"Its a long story Marie." I say with a sigh, hoping maybe for once  I wouldn't have to repeat every detail of my night to my nosey roommate. 

"Lucky for you I have nothing else planned for my Saturday.  Spill." I groan put comply with her request. 

"So he called me last night, totally hammered and at first I was just going to ignore it, but he sounded super upset so I don't know what came over me but I thought well if I don't  go get him no one else is going to and gave in. "

"Because you like him.  That's why you went and got him." Marie interrupts.

"Marie.  I have a boyfriend, so no that's not why I went and got him." I say slightly irritated.  "Anyway, so I drive and find him sitting next to a house, pretty much unrecognizable.  He gets in my car and we start to drive and he kept fluctuating between being a huge ass to me and being super sincere and genuine, like it was literally like driving with Dr. Jekyl and Mr. Hyde. " Marie laughs at this comment. 

"Continue." She says with a smirk on her face.

" So we get back to campus and I ask him where he lives, and he's so intoxicated he can't even answer my question, even though like five minutes earlier he was lecturing me again about the bad decisions I was making by dating Niall and that Niall was off flirting with other girls last night. ..and"

"Well was he?" Marie interrupts.

"Was who?" I ask confused about who Marie is trying to ask about at this point.

"Was Niall flirting with other girls?" she asks with an eyebrow raised.  Not Marie too.

"I don't know, I wasn't there.  I highly doubt it Marie, with the history between those too I'm sure Louis was saying anything in his power to get under my skin.  That's a whole different story anyways. " I sigh.  I wasn't about to admit to Marie that hearing this once again combined with the fact that I hadn't heard anything from Niall in the past twenty-four hours had my brain running in circles.

"So he says he doesn't have anywhere else to go and I don't know what to do with him, like I don't know where he lives and I can't leave him outside all night so for some reason I decide to bring him back to our room for the night." My mind searches for some other alternative path that I should have taken last night but still comes up with a blank.  Maybe my actions last night weren't totally out of line.  

"And then we got here and I made him get in my bed and then right before he was going to pass out he said all this weird stuff about how he actually really liked me and that's why he was so mean to me and got really close to my face, and I thought for a moment he was going to kiss me but he didn't." Recalling the moment back to Marie still sends shivers across my spine. I can still picture the way his crystal blue eyes stared into mine and the feeling of his warm breath near my face. I block the memory from my mind as quickly as it appears.

"But you wanted him to kiss you" Marie says with that mischievous smirk on her face. 

"No..." I say but my voice waivers, unable to completely mask my emotions. 
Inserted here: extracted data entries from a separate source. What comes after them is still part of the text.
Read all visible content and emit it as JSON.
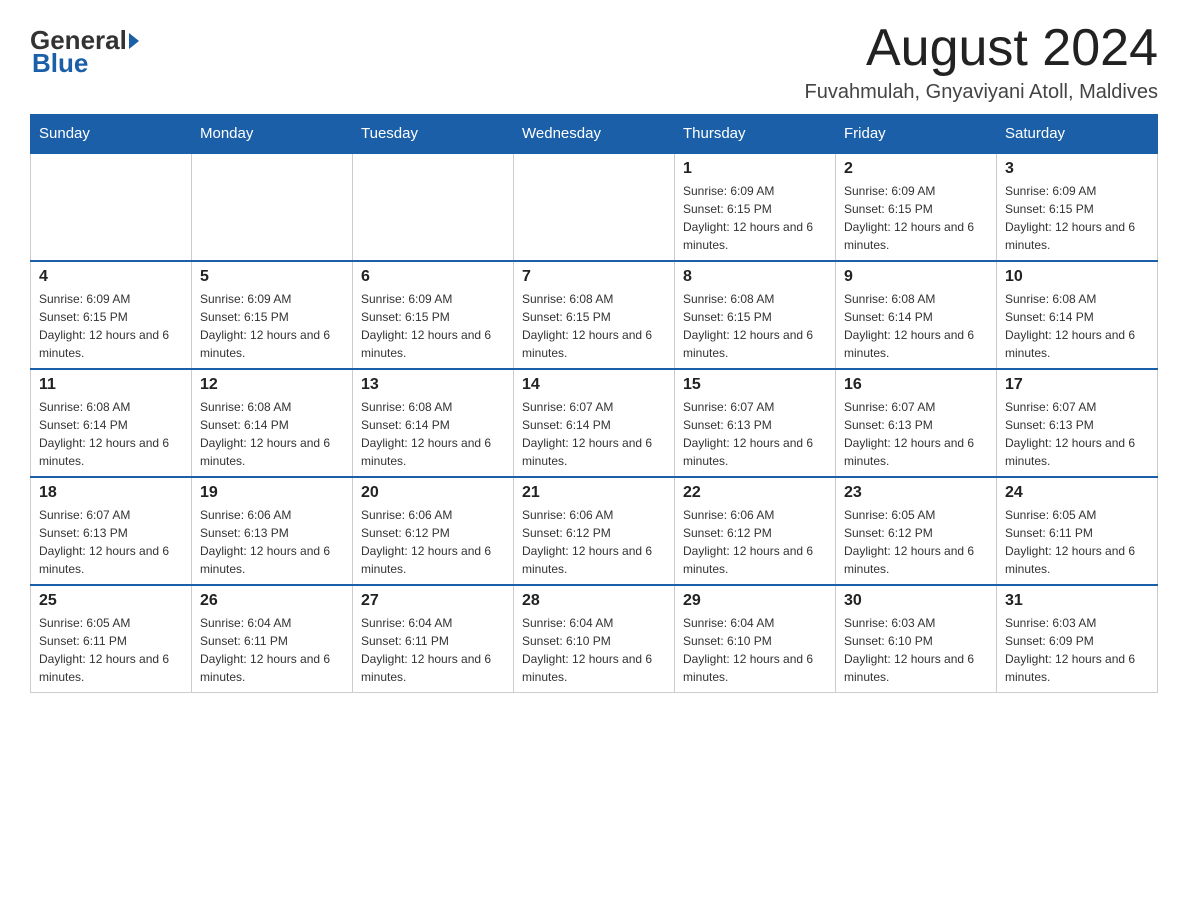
{
  "logo": {
    "general": "General",
    "blue": "Blue"
  },
  "header": {
    "month_year": "August 2024",
    "location": "Fuvahmulah, Gnyaviyani Atoll, Maldives"
  },
  "days_of_week": [
    "Sunday",
    "Monday",
    "Tuesday",
    "Wednesday",
    "Thursday",
    "Friday",
    "Saturday"
  ],
  "weeks": [
    [
      {
        "day": "",
        "info": ""
      },
      {
        "day": "",
        "info": ""
      },
      {
        "day": "",
        "info": ""
      },
      {
        "day": "",
        "info": ""
      },
      {
        "day": "1",
        "info": "Sunrise: 6:09 AM\nSunset: 6:15 PM\nDaylight: 12 hours and 6 minutes."
      },
      {
        "day": "2",
        "info": "Sunrise: 6:09 AM\nSunset: 6:15 PM\nDaylight: 12 hours and 6 minutes."
      },
      {
        "day": "3",
        "info": "Sunrise: 6:09 AM\nSunset: 6:15 PM\nDaylight: 12 hours and 6 minutes."
      }
    ],
    [
      {
        "day": "4",
        "info": "Sunrise: 6:09 AM\nSunset: 6:15 PM\nDaylight: 12 hours and 6 minutes."
      },
      {
        "day": "5",
        "info": "Sunrise: 6:09 AM\nSunset: 6:15 PM\nDaylight: 12 hours and 6 minutes."
      },
      {
        "day": "6",
        "info": "Sunrise: 6:09 AM\nSunset: 6:15 PM\nDaylight: 12 hours and 6 minutes."
      },
      {
        "day": "7",
        "info": "Sunrise: 6:08 AM\nSunset: 6:15 PM\nDaylight: 12 hours and 6 minutes."
      },
      {
        "day": "8",
        "info": "Sunrise: 6:08 AM\nSunset: 6:15 PM\nDaylight: 12 hours and 6 minutes."
      },
      {
        "day": "9",
        "info": "Sunrise: 6:08 AM\nSunset: 6:14 PM\nDaylight: 12 hours and 6 minutes."
      },
      {
        "day": "10",
        "info": "Sunrise: 6:08 AM\nSunset: 6:14 PM\nDaylight: 12 hours and 6 minutes."
      }
    ],
    [
      {
        "day": "11",
        "info": "Sunrise: 6:08 AM\nSunset: 6:14 PM\nDaylight: 12 hours and 6 minutes."
      },
      {
        "day": "12",
        "info": "Sunrise: 6:08 AM\nSunset: 6:14 PM\nDaylight: 12 hours and 6 minutes."
      },
      {
        "day": "13",
        "info": "Sunrise: 6:08 AM\nSunset: 6:14 PM\nDaylight: 12 hours and 6 minutes."
      },
      {
        "day": "14",
        "info": "Sunrise: 6:07 AM\nSunset: 6:14 PM\nDaylight: 12 hours and 6 minutes."
      },
      {
        "day": "15",
        "info": "Sunrise: 6:07 AM\nSunset: 6:13 PM\nDaylight: 12 hours and 6 minutes."
      },
      {
        "day": "16",
        "info": "Sunrise: 6:07 AM\nSunset: 6:13 PM\nDaylight: 12 hours and 6 minutes."
      },
      {
        "day": "17",
        "info": "Sunrise: 6:07 AM\nSunset: 6:13 PM\nDaylight: 12 hours and 6 minutes."
      }
    ],
    [
      {
        "day": "18",
        "info": "Sunrise: 6:07 AM\nSunset: 6:13 PM\nDaylight: 12 hours and 6 minutes."
      },
      {
        "day": "19",
        "info": "Sunrise: 6:06 AM\nSunset: 6:13 PM\nDaylight: 12 hours and 6 minutes."
      },
      {
        "day": "20",
        "info": "Sunrise: 6:06 AM\nSunset: 6:12 PM\nDaylight: 12 hours and 6 minutes."
      },
      {
        "day": "21",
        "info": "Sunrise: 6:06 AM\nSunset: 6:12 PM\nDaylight: 12 hours and 6 minutes."
      },
      {
        "day": "22",
        "info": "Sunrise: 6:06 AM\nSunset: 6:12 PM\nDaylight: 12 hours and 6 minutes."
      },
      {
        "day": "23",
        "info": "Sunrise: 6:05 AM\nSunset: 6:12 PM\nDaylight: 12 hours and 6 minutes."
      },
      {
        "day": "24",
        "info": "Sunrise: 6:05 AM\nSunset: 6:11 PM\nDaylight: 12 hours and 6 minutes."
      }
    ],
    [
      {
        "day": "25",
        "info": "Sunrise: 6:05 AM\nSunset: 6:11 PM\nDaylight: 12 hours and 6 minutes."
      },
      {
        "day": "26",
        "info": "Sunrise: 6:04 AM\nSunset: 6:11 PM\nDaylight: 12 hours and 6 minutes."
      },
      {
        "day": "27",
        "info": "Sunrise: 6:04 AM\nSunset: 6:11 PM\nDaylight: 12 hours and 6 minutes."
      },
      {
        "day": "28",
        "info": "Sunrise: 6:04 AM\nSunset: 6:10 PM\nDaylight: 12 hours and 6 minutes."
      },
      {
        "day": "29",
        "info": "Sunrise: 6:04 AM\nSunset: 6:10 PM\nDaylight: 12 hours and 6 minutes."
      },
      {
        "day": "30",
        "info": "Sunrise: 6:03 AM\nSunset: 6:10 PM\nDaylight: 12 hours and 6 minutes."
      },
      {
        "day": "31",
        "info": "Sunrise: 6:03 AM\nSunset: 6:09 PM\nDaylight: 12 hours and 6 minutes."
      }
    ]
  ]
}
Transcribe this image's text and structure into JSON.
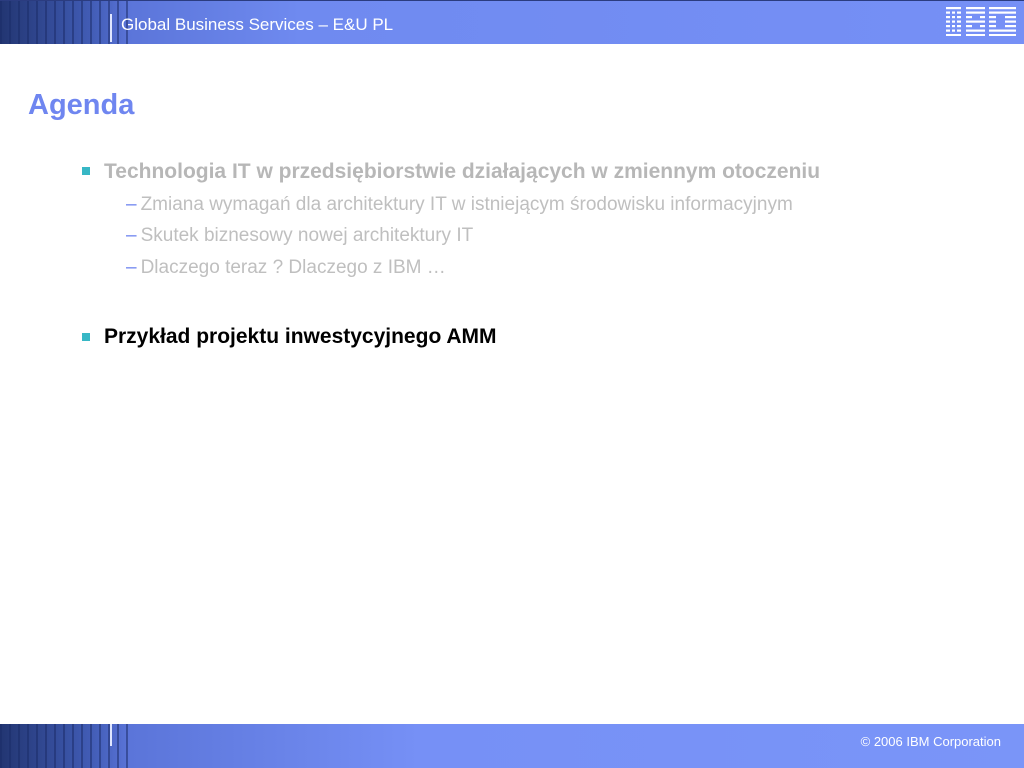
{
  "header": {
    "title": "Global Business Services – E&U PL",
    "logo": "IBM"
  },
  "slide": {
    "heading": "Agenda",
    "items": [
      {
        "label": "Technologia IT w przedsiębiorstwie działających w zmiennym otoczeniu",
        "state": "dimmed",
        "subitems": [
          "Zmiana wymagań dla architektury IT w istniejącym środowisku informacyjnym",
          "Skutek biznesowy nowej architektury IT",
          "Dlaczego teraz ? Dlaczego z IBM …"
        ]
      },
      {
        "label": "Przykład projektu inwestycyjnego AMM",
        "state": "active",
        "subitems": []
      }
    ],
    "dash": "–"
  },
  "footer": {
    "copyright": "© 2006 IBM Corporation"
  },
  "colors": {
    "accent": "#6f86f0",
    "bullet": "#37b7c5",
    "dimmed_text": "#b7b7b7",
    "band": "#7690f6"
  }
}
"You did!" Marie practically screams.  "Admit it Alexia you wanted Louis Tomlinson to kiss you last night when he was drunk.  You are upset he didn't."  Her smug smile indicates to me that she wanted it to occur almost more than I seemed to want it to.

"Okay. Yes, sure in the moment I wanted him to.  I thought about what could have happened.  But Marie why? Why on Earth do I feel like I want to kiss the guy that's been nothing but a douche to me since the day that we met?" I give in and spill my internal monologue to my roommate. 

"Because I think that you like him.  You don't want to admit it, but there's some chemistry between the two of you.  You are both too proud to admit it."

She had a point.  Louis and I were complete opposites.  Fire and ice.  Dark and light. Noise and quiet.  But yet Louis brought out the sides of me that were buried deep within.  When I was with Louis I spoke my mind and stood up for myself.  And for some reason when Louis was with me, or at least drunk, he acted like he cared: something far different than his usual stigma.  I don't know if it was quite the sparks flying chemistry they portrayed in the movies, but Louis and I definitely reacted, whether it was volatile or not.  Maybe a part of me, deep deep inside of me, wanted to know more about this man.  I wanted to learn his secrets, the depths of his personality he didn't reveal to anyone.  I would be lying if I didn't say that Louis Tomlinson intrigued me.  But to go as far as liking him,  I wasn't so sure - I liked the glimpses of the real Louis that I saw, not the façade he played off for the entire university to see. But did I like him? Did we have chemistry?  I brush off Marie's comment.   

"You're such a hopeless romantic." I groan throwing my pillow to cover my face.  "But then why did he leave so early this morning, without saying thank you or anything?"

"Maybe he didn't want to wake you?" Marie suggests, but we both know that explanation was far from the truth. 

"The only reason you sneak out in the morning from someone else's room is when you don't want to speak of what happened the night before ever again.  Louis left because he doesn't want to acknowledge that the only person he had to pick his wasted-self up last night was me, and that's the truth."

"Maybe he'll text you later?" Marie softly suggests. 

"I think I'd rather he didn't" I say.  "I have Niall I shouldn't even be thinking about that jerk." I sigh grabbing my phone to located my boyfriend, but still thinking about whether or not Marie was right.